UN : texte, mise en scène et interprétation de Mani Soleymanlou. Une orchestration rafraîchissante de l’indentité du monde.
Mani Soleymanlou. Photo Hugo-Sébastien Aubert, La Presse
Pour ce monologue autobiographique, aucun décor sinon des rangées de chaises vides, alignées sur la scène. Le comédien, assis tout seul, s’adresse au public et l’invite à rompre un tabou sacré de la représentation actuelle: «Gardez votre mobile allumé! Et parlez quand vous voulez. » Dès le départ, il se met en scène dans le rire et un chaos des plus joyeux, et pourtant le contenu du spectacle reste toujours sérieux, même empreint d’auto-dérision. l’acteur/auteur/personnage explique qu’il veut nous montrer sa trajectoire de vie depuis son départ de Téhéran en tant qu’enfant.

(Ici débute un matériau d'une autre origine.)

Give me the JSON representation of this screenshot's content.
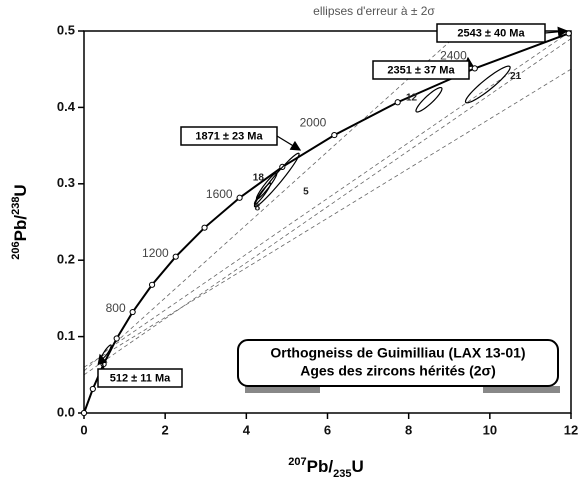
{
  "chart_data": {
    "type": "concordia",
    "annotation": "ellipses d'erreur à ± 2σ",
    "title_lines": [
      "Orthogneiss de Guimilliau (LAX 13-01)",
      "Ages des zircons hérités (2σ)"
    ],
    "xlabel_parts": [
      "207",
      "Pb/",
      "235",
      "U"
    ],
    "ylabel_parts": [
      "206",
      "Pb/",
      "238",
      "U"
    ],
    "xlim": [
      0,
      12
    ],
    "ylim": [
      0,
      0.5
    ],
    "xticks": [
      0,
      2,
      4,
      6,
      8,
      10,
      12
    ],
    "yticks": [
      {
        "value": 0,
        "label": "0.0"
      },
      0.1,
      0.2,
      0.3,
      0.4,
      0.5
    ],
    "concordia": {
      "x": [
        0,
        0.2177,
        0.4828,
        0.8056,
        1.1988,
        1.6774,
        2.2604,
        2.9702,
        3.8344,
        4.887,
        6.168,
        7.729,
        9.629,
        11.944
      ],
      "y": [
        0,
        0.03151,
        0.06402,
        0.09754,
        0.13213,
        0.16781,
        0.20459,
        0.24257,
        0.28173,
        0.32211,
        0.36376,
        0.40673,
        0.45107,
        0.4968
      ],
      "age_labels": [
        null,
        null,
        null,
        null,
        800,
        null,
        1200,
        null,
        1600,
        null,
        2000,
        null,
        2400,
        null
      ]
    },
    "reference_lines": [
      {
        "x": [
          0,
          9.3
        ],
        "y": [
          0.055,
          0.5
        ]
      },
      {
        "x": [
          0,
          12
        ],
        "y": [
          0.05,
          0.49
        ]
      },
      {
        "x": [
          0,
          12
        ],
        "y": [
          0.06,
          0.45
        ]
      },
      {
        "x": [
          0.5,
          12
        ],
        "y": [
          0.08,
          0.5
        ]
      }
    ],
    "ellipses": [
      {
        "x": 4.75,
        "y": 0.305,
        "sx": 0.55,
        "sy": 0.035,
        "rho": 0.97,
        "label": "5"
      },
      {
        "x": 4.5,
        "y": 0.297,
        "sx": 0.25,
        "sy": 0.017,
        "rho": 0.95,
        "label": "18"
      },
      {
        "x": 4.4,
        "y": 0.287,
        "sx": 0.2,
        "sy": 0.014,
        "rho": 0.95,
        "label": "8"
      },
      {
        "x": 8.5,
        "y": 0.41,
        "sx": 0.32,
        "sy": 0.016,
        "rho": 0.9,
        "label": "12"
      },
      {
        "x": 9.95,
        "y": 0.43,
        "sx": 0.55,
        "sy": 0.024,
        "rho": 0.93,
        "label": "21"
      },
      {
        "x": 0.55,
        "y": 0.08,
        "sx": 0.12,
        "sy": 0.009,
        "rho": 0.9,
        "label": null
      }
    ],
    "age_boxes": [
      "2543 ± 40 Ma",
      "2351 ± 37 Ma",
      "1871 ± 23 Ma",
      "512 ± 11 Ma"
    ]
  }
}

Toutefois, l’essentiel de son propos se résume à la fin de la soirée, par un délire verbal en trois langues (anglais, français et parsi). Les paroles se fondent les unes dans les autres pour devenir une étrange bouillie incompréhensible. On reconnaît rapidement la signification globale de ce bruitage qui efface toutes les frontières linguistiques, géographiques et culturelles. Ainsi, sans explications complexes, ce Torontois-« Arabe » -Québécois –Iranien qui a passé aussi par Ottawa et par Paris pour finir à Montréal, ou il a mis du temps pour s’adapter, termine la soirée en nous faisant cadeau de la véritable nature de son identité québécoise, dont il a été question tout au long du spectacle. Incapable de nous expliquer qui est ce « moi » qui ne connaît même plus son pays d’origine, puisque les sources de son identité sont de plus en plus floues sans disparaître complètement, il nous fait comprendre que cette masse de traces auditives constitue une métaphore scénique la plus juste et la plus vraie de l’identité individuelle puisque la « pureté » n’existe plus. « Un » est le rassemblement complexe de la diversité qui nous définit tous.
L’acteur passe les premières minutes à régler l’éclairage, à jouer le metteur en scène, à prendre possession de la salle et du public, avant d’ouvrir cette mise en abyme qui fouille la mémoire et nous plonge dans le passé a l’aide des éclairages magiques, de la musique nostalgique et des bruits d’avion. Il révèle son don de conteur, de stand-up et surtout son profond sens de dérision qui vise tout le monde, tous les régimes, tous les individus, y compris lui-même.
On suit les péripéties de sa famille, les retours au pays pendant les vacances, l’histoire des origines de la culture perse racontées par un acteur qui se transforme en marionnette de théâtre d’ombres, un beau moment de théâtre visuel. Il nous livre ses impressions de l’histoire contemporaine des régimes islamistes depuis le départ du Shah, assortis des commentaires sur la vie quotidienne des jeunes, sur la politique des régimes iraniens actuels. Le récit coule librement presque avec l’aisance d’une bande dessinée et on pense par moments à Persepolis, le roman autobiographique de la jeune Marjane Satrapi.
L’humour est thérapeutique, incisif, démocratique, sa vision du monde est d’une grande ouverture, et son refus d’être emprisonné par des définitions toutes faites est rafraîchissant. Dans le monde de « Un », tout évolue, tout s’adapte, tout est constamment en état de flux et tout commence par ce jeune barbu pétillant d’énergie, qui rejette tous les stéréotypes et finit par nous offrir, par le théâtre, la meilleure définition de notre identité humaine qu’on puisse imaginer.
Au Centre national des Arts, Ottawa, 5 au 8 mars, 2004. Au Tarmac (Paris) du 18 au 28 Mars 2014
Un, texte, mis en scène et interprété par Mani Soleymanlou, une coproduction de la Cie Orange Noyée et La Chapelle (Montréal).